Facial recognition technology and scraping practices

Law enforcement has been increasingly reliant on new technologies to catch criminals, but these attempts sometimes fall foul of new regulations governing the use of data.

This issue came to the fore earlier this year, when the UK’s Information Commissioner's Office levied its third largest fine ever, against facial recognition provider Clearview AI.

Clearview AI was fined £7.5m for scraping images of people from social media platforms and the web to add to a global database.

The company sells its services to law enforcement, which can send Clearview a picture of a suspect and be given a solid guess as to their identity. But John Edwards, the UK Information Commissioner, said Clearview’s business model was unacceptable:

“Clearview AI Inc has collected multiple images of people all over the world, including in the UK, from a variety of websites and social media platforms, creating a database with more than 20bn images,” he said.

“The company not only enables identification of those people, but effectively monitors their behaviour and offers it as a commercial service. That is unacceptable. That is why we have acted to protect people in the UK by both fining the company and issuing an enforcement notice.”

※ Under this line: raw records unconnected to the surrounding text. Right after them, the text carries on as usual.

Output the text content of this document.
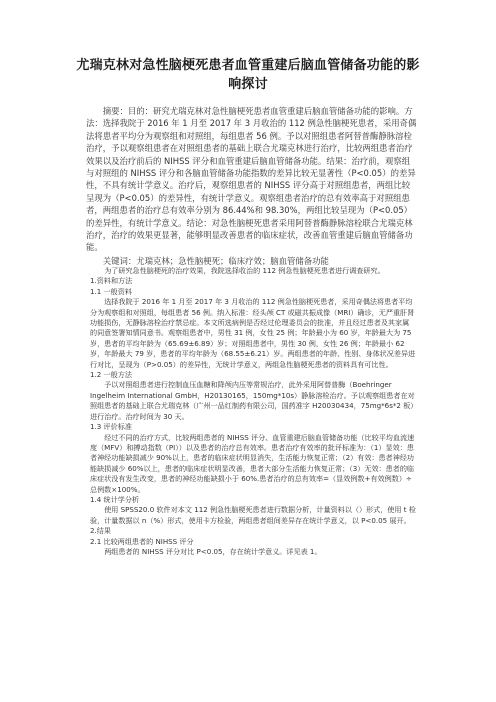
尤瑞克林对急性脑梗死患者血管重建后脑血管储备功能的影响探讨

摘要：目的：研究尤瑞克林对急性脑梗死患者血管重建后脑血管储备功能的影响。方法：选择我院于 2016 年 1 月至 2017 年 3 月收治的 112 例急性脑梗死患者，采用奇偶法将患者平均分为观察组和对照组，每组患者 56 例。予以对照组患者阿替普酶静脉溶栓治疗，予以观察组患者在对照组患者的基础上联合尤瑞克林进行治疗，比较两组患者治疗效果以及治疗前后的 NIHSS 评分和血管重建后脑血管储备功能。结果：治疗前，观察组与对照组的 NIHSS 评分和各脑血管储备功能指数的差异比较无显著性（P<0.05）的差异性，不具有统计学意义。治疗后，观察组患者的 NIHSS 评分高于对照组患者，两组比较呈现为（P<0.05）的差异性，有统计学意义。观察组患者治疗的总有效率高于对照组患者，两组患者的治疗总有效率分别为 86.44%和 98.30%，两组比较呈现为（P<0.05）的差异性，有统计学意义。结论：对急性脑梗死患者采用阿替普酶静脉溶栓联合尤瑞克林治疗，治疗的效果更显著，能够明显改善患者的临床症状，改善血管重建后脑血管储备功能。

关键词：尤瑞克林；急性脑梗死；临床疗效；脑血管储备功能

为了研究急性脑梗死的治疗效果，我院选择收治的 112 例急性脑梗死患者进行调查研究。

1.资料和方法

1.1 一般资料

选择我院于 2016 年 1 月至 2017 年 3 月收治的 112 例急性脑梗死患者，采用奇偶法将患者平均分为观察组和对照组，每组患者 56 例。纳入标准：经头颅 CT 或磁共振成像（MRI）确诊，无严重肝肾功能损伤，无静脉溶栓治疗禁忌症。本文所选病例是否经过伦理委员会的批准，并且经过患者及其家属的同意签署知情同意书。观察组患者中，男性 31 例，女性 25 例；年龄最小为 60 岁，年龄最大为 75 岁，患者的平均年龄为（65.69±6.89）岁；对照组患者中，男性 30 例，女性 26 例；年龄最小 62 岁，年龄最大 79 岁，患者的平均年龄为（68.55±6.21）岁。两组患者的年龄、性别、身体状况差异进行对比，呈现为（P>0.05）的差异性，无统计学意义，两组急性脑梗死患者的资料具有可比性。

1.2 一般方法

予以对照组患者进行控制血压血糖和降颅内压等常规治疗，此外采用阿替普酶（Boehringer Ingelheim International GmbH，H20130165，150mg*10s）静脉溶栓治疗。予以观察组患者在对照组患者的基础上联合尤瑞克林（广州一品红制药有限公司，国药准字 H20030434，75mg*6s*2 板）进行治疗。治疗时间为 30 天。

1.3 评价标准

经过不同的治疗方式，比较两组患者的 NIHSS 评分、血管重建后脑血管储备功能（比较平均血流速度（MFV）和搏动指数（PI））以及患者的治疗总有效率。患者治疗有效率的批评标准为：（1）显效：患者神经功能缺损减少 90%以上，患者的临床症状明显消失，生活能力恢复正常；（2）有效：患者神经功能缺损减少 60%以上，患者的临床症状明显改善，患者大部分生活能力恢复正常；（3）无效：患者的临床症状没有发生改变，患者的神经功能缺损小于 60%.患者治疗的总有效率=（显效例数+有效例数）÷总例数×100%。

1.4 统计学分析

使用 SPSS20.0 软件对本文 112 例急性脑梗死患者进行数据分析，计量资料以（）形式，使用 t 检验，计量数据以 n（%）形式，使用卡方检验，两组患者组间差异存在统计学意义，以 P<0.05 展开。

2.结果

2.1 比较两组患者的 NIHSS 评分

两组患者的 NIHSS 评分对比 P<0.05，存在统计学意义。详见表 1。
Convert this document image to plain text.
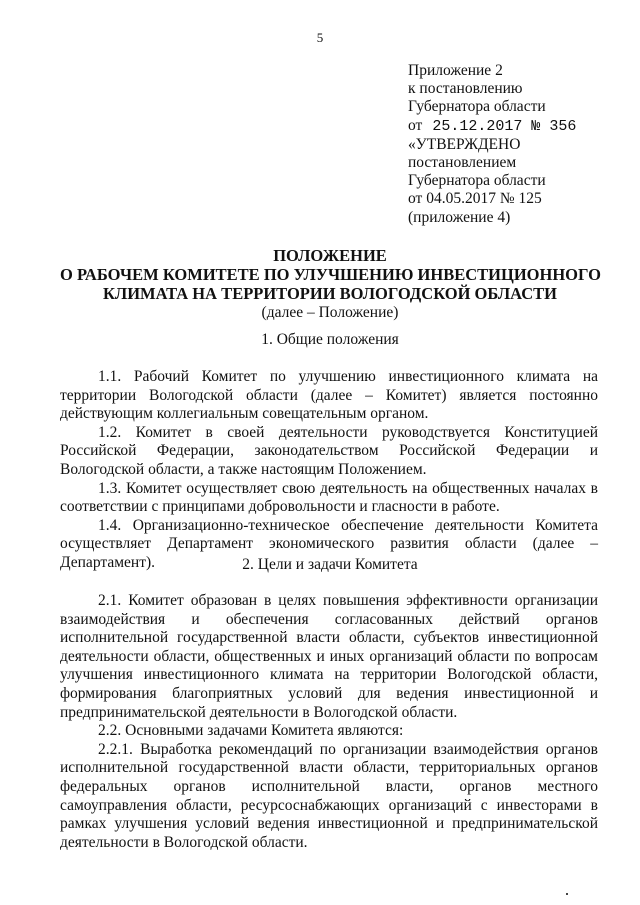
5
Приложение 2
к постановлению
Губернатора области
от 25.12.2017 № 356
«УТВЕРЖДЕНО
постановлением
Губернатора области
от 04.05.2017 № 125
(приложение 4)
ПОЛОЖЕНИЕ
О РАБОЧЕМ КОМИТЕТЕ ПО УЛУЧШЕНИЮ ИНВЕСТИЦИОННОГО
КЛИМАТА НА ТЕРРИТОРИИ ВОЛОГОДСКОЙ ОБЛАСТИ
(далее – Положение)
1. Общие положения

1.1. Рабочий Комитет по улучшению инвестиционного климата на территории Вологодской области (далее – Комитет) является постоянно действующим коллегиальным совещательным органом.

1.2. Комитет в своей деятельности руководствуется Конституцией Российской Федерации, законодательством Российской Федерации и Вологодской области, а также настоящим Положением.

1.3. Комитет осуществляет свою деятельность на общественных началах в соответствии с принципами добровольности и гласности в работе.

1.4. Организационно-техническое обеспечение деятельности Комитета осуществляет Департамент экономического развития области (далее – Департамент).	2. Цели и задачи Комитета

2.1. Комитет образован в целях повышения эффективности организации взаимодействия и обеспечения согласованных действий органов исполнительной государственной власти области, субъектов инвестиционной деятельности области, общественных и иных организаций области по вопросам улучшения инвестиционного климата на территории Вологодской области, формирования благоприятных условий для ведения инвестиционной и предпринимательской деятельности в Вологодской области.

2.2. Основными задачами Комитета являются:

2.2.1. Выработка рекомендаций по организации взаимодействия органов исполнительной государственной власти области, территориальных органов федеральных органов исполнительной власти, органов местного самоуправления области, ресурсоснабжающих организаций с инвесторами в рамках улучшения условий ведения инвестиционной и предпринимательской деятельности в Вологодской области.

Interestingly, this was a joint investigation with the Australian privacy commissioner, the OAIC, who made similar findings (i.e. that Clearview had breached similar provisions of the Australian Privacy Act) but the difference in enforcement and penalties between the two jurisdictions is stark.

According to Doyle, “the joint investigation highlights a clear difference between the two privacy regimes where, while the ICO has more power to consider financial penalties, the OAIC would be required to commence proceedings against Clearview to seek a penalty.  Accordingly, the OAIC in this instance was limited to making declarations only of breach and, in effect, seeking undertakings not to repeat the breaches.”

Doyle says further investigations are underway by the OAIC into retailers using facial recognition technology.

UK law enforcement had at least toyed with the idea of using the technology, which had been offered on a free trial basis to customers including the Metropolitan Police and the National Crime Agency. Those trials have been discontinued.